Likewise, Mitchell noted that his prior experience on the hall was ‘good,’ as they would go to classes, spend time in the common areas and cook with their housemates. When compared to the current situation, he noted that they no longer have roommates and most of their days are spent in their rooms in online classes while observing dorm restrictions regarding gatherings. In his recounting of pre-covid events, he said, “There were a lot of choices…You didn’t have to cook every day…If you wanted something, you could get up from your room and get it…there wasn’t much ordering as there is now.”
Contrastingly, Gyles explained that they “…just have to work with what is there or find other sources or other places to source food from.” Gyles herself has not been significantly inconvenienced by the limited establishments, having always frequented the supermarket. She agrees that these minor inconveniences have resulted in frequent trips off-campus. Charles also noted that the decrease in lockdowns since the start of her second year has made shopping easier. However, she still stocks up on items to decrease the number of trips made. Charles further explained that, with limited options, students like herself easily tire of the two fast food options available to them, namely Burger King and Submerge.

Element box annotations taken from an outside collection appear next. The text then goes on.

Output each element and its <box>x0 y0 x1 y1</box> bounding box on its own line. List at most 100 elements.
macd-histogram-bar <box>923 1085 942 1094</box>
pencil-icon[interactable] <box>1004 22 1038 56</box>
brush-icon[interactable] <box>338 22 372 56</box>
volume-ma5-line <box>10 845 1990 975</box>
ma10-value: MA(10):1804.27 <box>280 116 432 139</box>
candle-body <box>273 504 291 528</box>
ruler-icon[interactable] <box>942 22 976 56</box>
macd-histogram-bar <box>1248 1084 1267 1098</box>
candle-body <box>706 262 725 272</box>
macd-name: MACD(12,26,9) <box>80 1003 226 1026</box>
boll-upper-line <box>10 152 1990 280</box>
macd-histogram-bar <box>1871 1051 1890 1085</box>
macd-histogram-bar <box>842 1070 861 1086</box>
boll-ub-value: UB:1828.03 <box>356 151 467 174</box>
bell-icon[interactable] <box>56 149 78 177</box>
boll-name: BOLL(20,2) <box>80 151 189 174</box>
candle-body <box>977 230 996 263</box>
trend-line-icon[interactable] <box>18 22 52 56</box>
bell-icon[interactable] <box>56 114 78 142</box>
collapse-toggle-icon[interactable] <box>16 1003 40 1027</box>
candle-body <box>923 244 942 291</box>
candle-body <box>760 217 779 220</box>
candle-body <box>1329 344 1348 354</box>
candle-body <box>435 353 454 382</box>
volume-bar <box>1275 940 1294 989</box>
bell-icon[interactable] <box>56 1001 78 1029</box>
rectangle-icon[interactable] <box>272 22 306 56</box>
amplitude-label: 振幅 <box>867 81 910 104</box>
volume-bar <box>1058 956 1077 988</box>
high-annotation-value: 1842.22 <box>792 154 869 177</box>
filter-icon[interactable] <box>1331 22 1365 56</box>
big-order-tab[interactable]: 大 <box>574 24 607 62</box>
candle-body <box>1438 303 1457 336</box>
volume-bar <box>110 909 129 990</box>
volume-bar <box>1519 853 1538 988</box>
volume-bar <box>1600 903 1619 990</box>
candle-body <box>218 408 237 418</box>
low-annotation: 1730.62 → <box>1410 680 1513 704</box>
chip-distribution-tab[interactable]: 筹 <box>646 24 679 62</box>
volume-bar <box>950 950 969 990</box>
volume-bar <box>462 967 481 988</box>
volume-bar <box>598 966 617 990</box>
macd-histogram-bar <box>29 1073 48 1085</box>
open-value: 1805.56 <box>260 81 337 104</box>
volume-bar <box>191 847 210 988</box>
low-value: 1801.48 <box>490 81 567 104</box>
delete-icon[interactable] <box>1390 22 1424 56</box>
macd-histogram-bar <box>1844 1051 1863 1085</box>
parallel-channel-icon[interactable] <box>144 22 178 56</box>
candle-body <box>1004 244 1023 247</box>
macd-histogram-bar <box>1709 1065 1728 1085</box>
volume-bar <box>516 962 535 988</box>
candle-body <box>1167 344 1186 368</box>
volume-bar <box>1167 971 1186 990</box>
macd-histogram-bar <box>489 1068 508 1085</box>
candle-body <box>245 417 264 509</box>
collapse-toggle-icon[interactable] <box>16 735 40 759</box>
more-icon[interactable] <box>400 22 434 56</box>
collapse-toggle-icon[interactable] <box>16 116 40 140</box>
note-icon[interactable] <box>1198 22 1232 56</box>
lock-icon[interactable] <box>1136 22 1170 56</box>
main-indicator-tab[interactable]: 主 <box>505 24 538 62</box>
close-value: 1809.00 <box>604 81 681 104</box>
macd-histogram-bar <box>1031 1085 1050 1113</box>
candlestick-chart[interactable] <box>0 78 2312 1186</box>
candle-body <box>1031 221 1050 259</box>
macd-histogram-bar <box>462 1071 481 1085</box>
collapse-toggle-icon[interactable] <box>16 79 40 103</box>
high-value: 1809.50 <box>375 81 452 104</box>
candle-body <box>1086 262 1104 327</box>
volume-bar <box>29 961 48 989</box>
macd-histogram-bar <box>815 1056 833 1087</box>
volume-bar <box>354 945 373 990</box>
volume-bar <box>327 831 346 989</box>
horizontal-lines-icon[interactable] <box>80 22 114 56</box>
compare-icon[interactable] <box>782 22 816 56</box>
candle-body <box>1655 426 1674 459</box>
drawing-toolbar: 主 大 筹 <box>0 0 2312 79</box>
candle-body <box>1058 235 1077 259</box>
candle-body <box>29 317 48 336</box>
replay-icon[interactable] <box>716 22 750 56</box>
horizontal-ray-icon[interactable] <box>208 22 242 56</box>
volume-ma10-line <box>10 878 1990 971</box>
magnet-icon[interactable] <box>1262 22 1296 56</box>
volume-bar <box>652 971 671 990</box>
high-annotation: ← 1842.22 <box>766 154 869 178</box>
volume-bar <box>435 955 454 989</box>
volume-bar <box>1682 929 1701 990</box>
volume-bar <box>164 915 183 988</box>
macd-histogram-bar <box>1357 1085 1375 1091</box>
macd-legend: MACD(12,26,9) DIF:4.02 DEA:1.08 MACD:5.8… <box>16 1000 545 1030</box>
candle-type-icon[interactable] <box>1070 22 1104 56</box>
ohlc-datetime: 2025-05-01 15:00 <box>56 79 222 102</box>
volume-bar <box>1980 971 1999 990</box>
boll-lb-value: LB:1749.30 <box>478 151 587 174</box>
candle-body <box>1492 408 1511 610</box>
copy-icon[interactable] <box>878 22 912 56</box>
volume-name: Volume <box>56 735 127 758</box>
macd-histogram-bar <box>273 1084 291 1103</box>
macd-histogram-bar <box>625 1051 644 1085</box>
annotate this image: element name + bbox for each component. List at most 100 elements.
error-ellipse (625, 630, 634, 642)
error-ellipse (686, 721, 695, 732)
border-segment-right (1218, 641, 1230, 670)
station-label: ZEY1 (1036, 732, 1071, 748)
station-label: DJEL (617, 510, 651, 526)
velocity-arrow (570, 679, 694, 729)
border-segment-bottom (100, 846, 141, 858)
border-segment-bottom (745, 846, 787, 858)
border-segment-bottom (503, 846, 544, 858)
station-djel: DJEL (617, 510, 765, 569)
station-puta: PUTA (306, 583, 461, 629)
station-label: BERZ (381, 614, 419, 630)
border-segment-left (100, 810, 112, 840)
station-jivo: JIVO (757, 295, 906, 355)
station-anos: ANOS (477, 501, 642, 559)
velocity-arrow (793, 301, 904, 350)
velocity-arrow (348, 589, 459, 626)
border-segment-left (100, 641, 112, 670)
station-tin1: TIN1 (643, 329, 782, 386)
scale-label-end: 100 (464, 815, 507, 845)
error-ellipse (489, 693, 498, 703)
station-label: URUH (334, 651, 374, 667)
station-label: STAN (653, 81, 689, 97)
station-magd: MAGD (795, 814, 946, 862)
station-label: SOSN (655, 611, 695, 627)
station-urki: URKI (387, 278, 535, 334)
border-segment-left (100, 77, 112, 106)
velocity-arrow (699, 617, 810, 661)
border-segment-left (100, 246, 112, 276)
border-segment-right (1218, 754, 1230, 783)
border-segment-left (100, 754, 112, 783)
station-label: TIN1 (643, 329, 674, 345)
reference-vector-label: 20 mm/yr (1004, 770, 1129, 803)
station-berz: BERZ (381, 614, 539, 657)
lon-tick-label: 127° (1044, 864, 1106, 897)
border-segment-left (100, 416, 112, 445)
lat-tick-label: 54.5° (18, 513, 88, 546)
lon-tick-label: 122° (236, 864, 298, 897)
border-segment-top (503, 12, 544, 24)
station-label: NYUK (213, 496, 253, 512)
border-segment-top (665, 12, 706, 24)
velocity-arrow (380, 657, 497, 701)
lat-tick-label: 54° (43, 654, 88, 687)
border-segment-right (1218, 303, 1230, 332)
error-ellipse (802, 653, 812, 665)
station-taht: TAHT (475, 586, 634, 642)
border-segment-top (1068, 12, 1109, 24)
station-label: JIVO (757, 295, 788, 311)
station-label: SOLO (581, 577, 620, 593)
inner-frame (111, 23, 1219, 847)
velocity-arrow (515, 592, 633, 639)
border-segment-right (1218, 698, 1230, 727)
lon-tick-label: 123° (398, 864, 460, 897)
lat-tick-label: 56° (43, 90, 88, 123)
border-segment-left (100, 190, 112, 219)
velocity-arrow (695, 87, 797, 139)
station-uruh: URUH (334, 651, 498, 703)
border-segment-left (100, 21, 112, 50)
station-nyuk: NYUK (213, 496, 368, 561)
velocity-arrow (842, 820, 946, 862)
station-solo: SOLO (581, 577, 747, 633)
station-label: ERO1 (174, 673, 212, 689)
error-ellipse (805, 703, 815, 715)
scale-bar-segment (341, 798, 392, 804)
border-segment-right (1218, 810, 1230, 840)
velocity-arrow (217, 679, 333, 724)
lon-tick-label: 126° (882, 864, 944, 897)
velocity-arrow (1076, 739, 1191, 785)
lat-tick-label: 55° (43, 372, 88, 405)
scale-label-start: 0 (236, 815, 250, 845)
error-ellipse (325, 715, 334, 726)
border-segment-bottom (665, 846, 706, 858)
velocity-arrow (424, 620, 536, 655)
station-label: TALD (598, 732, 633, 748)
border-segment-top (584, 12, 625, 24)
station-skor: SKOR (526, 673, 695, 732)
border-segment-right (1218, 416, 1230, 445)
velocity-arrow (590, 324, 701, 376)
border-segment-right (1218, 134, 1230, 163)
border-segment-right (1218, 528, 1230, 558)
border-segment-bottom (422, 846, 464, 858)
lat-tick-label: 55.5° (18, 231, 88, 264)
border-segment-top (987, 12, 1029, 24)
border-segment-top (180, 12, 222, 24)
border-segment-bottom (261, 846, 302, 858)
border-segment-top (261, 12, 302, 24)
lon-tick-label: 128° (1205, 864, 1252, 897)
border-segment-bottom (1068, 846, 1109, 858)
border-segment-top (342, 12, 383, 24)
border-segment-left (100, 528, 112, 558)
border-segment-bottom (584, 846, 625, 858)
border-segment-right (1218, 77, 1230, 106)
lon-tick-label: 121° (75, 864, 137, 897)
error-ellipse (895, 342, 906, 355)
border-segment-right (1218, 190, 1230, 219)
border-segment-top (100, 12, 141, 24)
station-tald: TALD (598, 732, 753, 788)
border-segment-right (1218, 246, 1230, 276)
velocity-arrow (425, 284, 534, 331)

Many students recall fond memories of their pre-Covid residency while others can only envision these experiences. Mickaila Huie, a first-year student at Hall A, began living in the dorm, only months ago. She recalled stories from seniors describing the campus pre-COVID, naming the establishments and normal activities that took place there. She doesn’t feel that the closure of on-campus food establishments have made it more difficult for her stating, “…I’m not the type of person to feed on fast food…[yes] it would be nice to have the…restaurants here to have [an] option if it wasn’t here at all I don’t think it would affect me.”
Suggested Solutions by Students
Students have expressed varying views on what they believe the university can do to better their situation. Gyles doesn’t believe that the university can do anything until some normalcy is returned to the campus. Her beliefs are shared by Adams who explained, “…if a business doesn’t see it fit to be open because they’re not getting enough sales…then it doesn’t make sense for that business to be open.” However, he suggested that the university could persuade the businesses to re-open by offering to cover some of their expenditure but acknowledged that this wouldn’t be fiscally responsible. On the other hand, Huie believes that the university could find ways to help resident students be more comfortable. Likewise, Mitchell suggests partnering with delivery services and food establishments referencing Domino’s Uni BOGO deal for students, “…they can partner with them and have those little promotions because we are one of the major stakeholders.”
In justifying businesses’ position, Mitchell agrees that their closure is something many couldn’t have avoided. “It’s a situation where anybody who comes in will have to be willing to lose…so you can’t really blame them…” He went on to explain that “For the few that are on campus at the moment…people visit them regularly and they do appreciate us, resident students, because from time to time we get them as sponsors for events.”